Strings and Yet Other Strings

Strings and Yet Other Strings

You're going to be writing code with many strings, arrays, vectors, and similar structures. Let's explore the two things that make these tick!

·

8 min read

Strings are hard. They seem like they should be simple, and that should scare you! Where do they live, how do they move around, can they be reused, etc. are all questions that language designers have to think about. Rust seems to have thought about it a lot to end up with so many different structures to handle them. What's the deal with &str and String, what is that weird Cow thing, and what's the best way to write functions so that they can accept any string type?
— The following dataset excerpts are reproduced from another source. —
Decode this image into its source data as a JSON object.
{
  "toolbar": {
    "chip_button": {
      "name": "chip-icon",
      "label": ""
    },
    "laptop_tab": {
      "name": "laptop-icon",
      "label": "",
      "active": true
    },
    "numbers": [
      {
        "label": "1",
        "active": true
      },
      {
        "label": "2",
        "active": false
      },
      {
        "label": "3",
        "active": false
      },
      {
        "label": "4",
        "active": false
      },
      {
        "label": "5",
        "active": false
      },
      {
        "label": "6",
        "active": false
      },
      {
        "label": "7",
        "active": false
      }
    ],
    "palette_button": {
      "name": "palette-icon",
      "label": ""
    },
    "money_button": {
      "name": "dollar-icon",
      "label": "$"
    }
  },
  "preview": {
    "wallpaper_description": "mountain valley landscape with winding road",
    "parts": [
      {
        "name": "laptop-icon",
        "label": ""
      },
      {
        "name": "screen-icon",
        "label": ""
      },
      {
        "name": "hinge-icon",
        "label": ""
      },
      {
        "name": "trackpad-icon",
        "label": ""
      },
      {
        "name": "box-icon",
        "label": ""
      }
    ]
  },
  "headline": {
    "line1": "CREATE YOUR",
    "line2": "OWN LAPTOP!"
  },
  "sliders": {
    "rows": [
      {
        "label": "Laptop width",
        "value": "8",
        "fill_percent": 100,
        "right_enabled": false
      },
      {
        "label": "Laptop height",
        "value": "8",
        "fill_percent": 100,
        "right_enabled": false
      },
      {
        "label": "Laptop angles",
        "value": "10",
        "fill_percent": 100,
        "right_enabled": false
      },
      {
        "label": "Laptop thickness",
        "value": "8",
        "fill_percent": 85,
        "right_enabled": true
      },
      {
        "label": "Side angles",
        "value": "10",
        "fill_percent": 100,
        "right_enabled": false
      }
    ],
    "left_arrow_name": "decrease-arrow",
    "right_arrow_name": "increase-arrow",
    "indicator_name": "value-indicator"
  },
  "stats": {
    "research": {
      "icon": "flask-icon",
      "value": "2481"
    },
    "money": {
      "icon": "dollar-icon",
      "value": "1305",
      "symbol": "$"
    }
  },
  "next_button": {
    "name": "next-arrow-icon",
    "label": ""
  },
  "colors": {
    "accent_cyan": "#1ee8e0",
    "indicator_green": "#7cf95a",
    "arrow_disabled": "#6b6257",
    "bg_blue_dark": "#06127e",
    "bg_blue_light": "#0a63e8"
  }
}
Here's the two things that are at the core of these choices.

Slices

Let's start with a really simple example of a string being used:

let my_string = "hello world!";

The my_string variable is given the value "hello world", which is a string literal. The type of this variable is &str, which can be thought of as a string reference, but it would be better to get used to calling these shared string slices, to align with other slice-able types like arrays and vectors. Slices are really important in Rust: they're similar to arrays in C/C++ in terms of them pointing to a contiguous sequence of elements in memory, but they are sized. In more modern C++, you could refer to string_views, I guess, but I don't know enough to make a clear cut here, the docs make it sound very similar:

The class template basic_string_view describes an object that can refer to a constant contiguous sequence of CharT with the first element of the sequence at position zero.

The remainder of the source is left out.